I threw back the covers and ran down the stairs to the kitchen. Harrold
can't
have found me yet, I was praying. My heart was drumming in my chest.

Then, through the window on the door, I could see just a glimmer of a yellow slicker.

I unlocked the door.

Jack came in and put his arms around me.

For a minute, I couldn't speak.

Then I said: "You smell like the sea."

"I think it's permanent," he said.

Later, before the sun had fully risen, we left my bed and returned to the kitchen. He had carried his clothes with him, and dressed standing on the linoleum floor. He showed no self-consciousness when he dressed, even though he knew I was watching him.

I had put on my nightgown and my sweater in the bedroom. I made us a breakfast of coffee and cold cereal. We did not speak while he dressed, and he lit a cigarette and smoked at the table while I made the coffee. I brought the bowls of cereal to the table.

"I usually make a breakfast before I leave the house, but I couldn't eat this morning," he said, putting out his cigarette on an ashtray I'd given him.

I smiled.

"Couldn't sleep, either," he said, and smiled back at me.

I wanted to climb upstairs to the bed and curl up against his chest and go to sleep with him, the blankets pulled up high over our heads.

"When did you decide to come?" I asked.

"Sometime in the middle of the night.
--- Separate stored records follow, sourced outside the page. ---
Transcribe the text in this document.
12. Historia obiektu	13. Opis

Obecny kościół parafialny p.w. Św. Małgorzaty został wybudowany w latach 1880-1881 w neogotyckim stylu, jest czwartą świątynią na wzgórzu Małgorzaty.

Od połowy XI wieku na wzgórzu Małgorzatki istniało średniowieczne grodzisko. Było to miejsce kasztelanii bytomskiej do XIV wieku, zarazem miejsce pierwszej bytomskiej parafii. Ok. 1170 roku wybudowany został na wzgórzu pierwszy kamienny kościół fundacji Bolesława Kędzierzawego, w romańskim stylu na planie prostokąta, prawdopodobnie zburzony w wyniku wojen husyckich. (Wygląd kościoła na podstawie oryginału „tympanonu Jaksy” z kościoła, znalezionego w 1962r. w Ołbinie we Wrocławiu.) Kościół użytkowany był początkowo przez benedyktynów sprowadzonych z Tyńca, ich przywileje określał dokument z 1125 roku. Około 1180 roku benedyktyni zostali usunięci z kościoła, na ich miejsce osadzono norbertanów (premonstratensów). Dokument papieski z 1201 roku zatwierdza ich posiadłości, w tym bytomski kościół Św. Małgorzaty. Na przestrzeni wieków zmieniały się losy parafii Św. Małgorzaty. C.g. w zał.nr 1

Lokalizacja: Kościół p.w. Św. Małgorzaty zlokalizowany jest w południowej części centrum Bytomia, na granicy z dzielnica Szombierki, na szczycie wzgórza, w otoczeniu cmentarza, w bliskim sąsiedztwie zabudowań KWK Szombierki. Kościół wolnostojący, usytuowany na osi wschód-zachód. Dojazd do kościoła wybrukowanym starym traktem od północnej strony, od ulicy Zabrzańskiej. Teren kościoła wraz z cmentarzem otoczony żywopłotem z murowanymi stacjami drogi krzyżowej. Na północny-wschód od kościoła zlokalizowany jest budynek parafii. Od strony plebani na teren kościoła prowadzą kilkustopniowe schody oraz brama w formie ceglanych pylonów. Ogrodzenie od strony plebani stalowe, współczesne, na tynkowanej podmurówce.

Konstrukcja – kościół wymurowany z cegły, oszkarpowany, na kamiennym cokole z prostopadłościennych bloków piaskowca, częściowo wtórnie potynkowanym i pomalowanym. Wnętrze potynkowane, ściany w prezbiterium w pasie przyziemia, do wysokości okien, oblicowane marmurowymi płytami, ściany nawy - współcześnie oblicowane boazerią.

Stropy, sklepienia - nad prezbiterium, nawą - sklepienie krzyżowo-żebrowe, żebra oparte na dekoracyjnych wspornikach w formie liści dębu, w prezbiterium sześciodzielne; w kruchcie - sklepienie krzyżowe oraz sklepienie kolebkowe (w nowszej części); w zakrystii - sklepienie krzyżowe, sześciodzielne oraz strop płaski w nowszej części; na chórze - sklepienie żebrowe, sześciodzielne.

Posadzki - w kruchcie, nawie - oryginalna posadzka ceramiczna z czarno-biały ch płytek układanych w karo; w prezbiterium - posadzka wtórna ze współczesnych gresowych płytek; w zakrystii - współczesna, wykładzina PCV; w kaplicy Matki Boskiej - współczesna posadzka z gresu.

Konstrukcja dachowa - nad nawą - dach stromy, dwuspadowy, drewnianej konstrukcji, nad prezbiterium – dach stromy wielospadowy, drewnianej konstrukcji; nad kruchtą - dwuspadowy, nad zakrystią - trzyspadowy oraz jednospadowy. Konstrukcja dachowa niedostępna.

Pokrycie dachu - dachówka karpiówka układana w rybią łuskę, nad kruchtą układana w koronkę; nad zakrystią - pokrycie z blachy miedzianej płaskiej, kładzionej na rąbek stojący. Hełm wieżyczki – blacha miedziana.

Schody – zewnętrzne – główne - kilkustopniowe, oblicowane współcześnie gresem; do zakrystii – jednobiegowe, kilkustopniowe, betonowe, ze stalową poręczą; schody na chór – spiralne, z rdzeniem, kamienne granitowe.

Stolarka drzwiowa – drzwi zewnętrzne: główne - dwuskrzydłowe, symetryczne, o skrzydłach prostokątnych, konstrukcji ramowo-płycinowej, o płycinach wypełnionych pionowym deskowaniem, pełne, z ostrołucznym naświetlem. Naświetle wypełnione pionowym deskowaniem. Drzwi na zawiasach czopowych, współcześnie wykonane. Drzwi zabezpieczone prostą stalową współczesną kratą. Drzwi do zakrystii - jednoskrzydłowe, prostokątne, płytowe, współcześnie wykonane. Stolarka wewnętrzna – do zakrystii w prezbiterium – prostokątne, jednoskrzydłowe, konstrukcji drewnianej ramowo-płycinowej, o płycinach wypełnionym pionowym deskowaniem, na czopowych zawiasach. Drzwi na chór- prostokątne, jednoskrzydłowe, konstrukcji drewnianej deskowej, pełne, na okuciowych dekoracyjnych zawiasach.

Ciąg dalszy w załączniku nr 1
As soon as I decided it, I wanted to get up right then and there and come, but I couldn't...."

I nodded. I knew he meant his wife.

"Do you mind having to get up so early for your work?" I asked.

"It's all right," he said. "You get used to it. It suits me."

"Willis said you went to college and had to come back."

He snorted. "Willis," he said.

I watched him as he ate his cereal.

"I did," he said finally. "I was in my junior year; my father broke his arms on his boat. I had to come back to take it over."

He didn't elaborate further.

"Were you disappointed?" I asked. "Disappointed you couldn't finish school?"

At first he didn't answer.

"I might have been, for a time," he said slowly, not looking at me. "But then you settle in, have your house, your work, your kids. It's hard to regret the things you've done that have led to having your kids."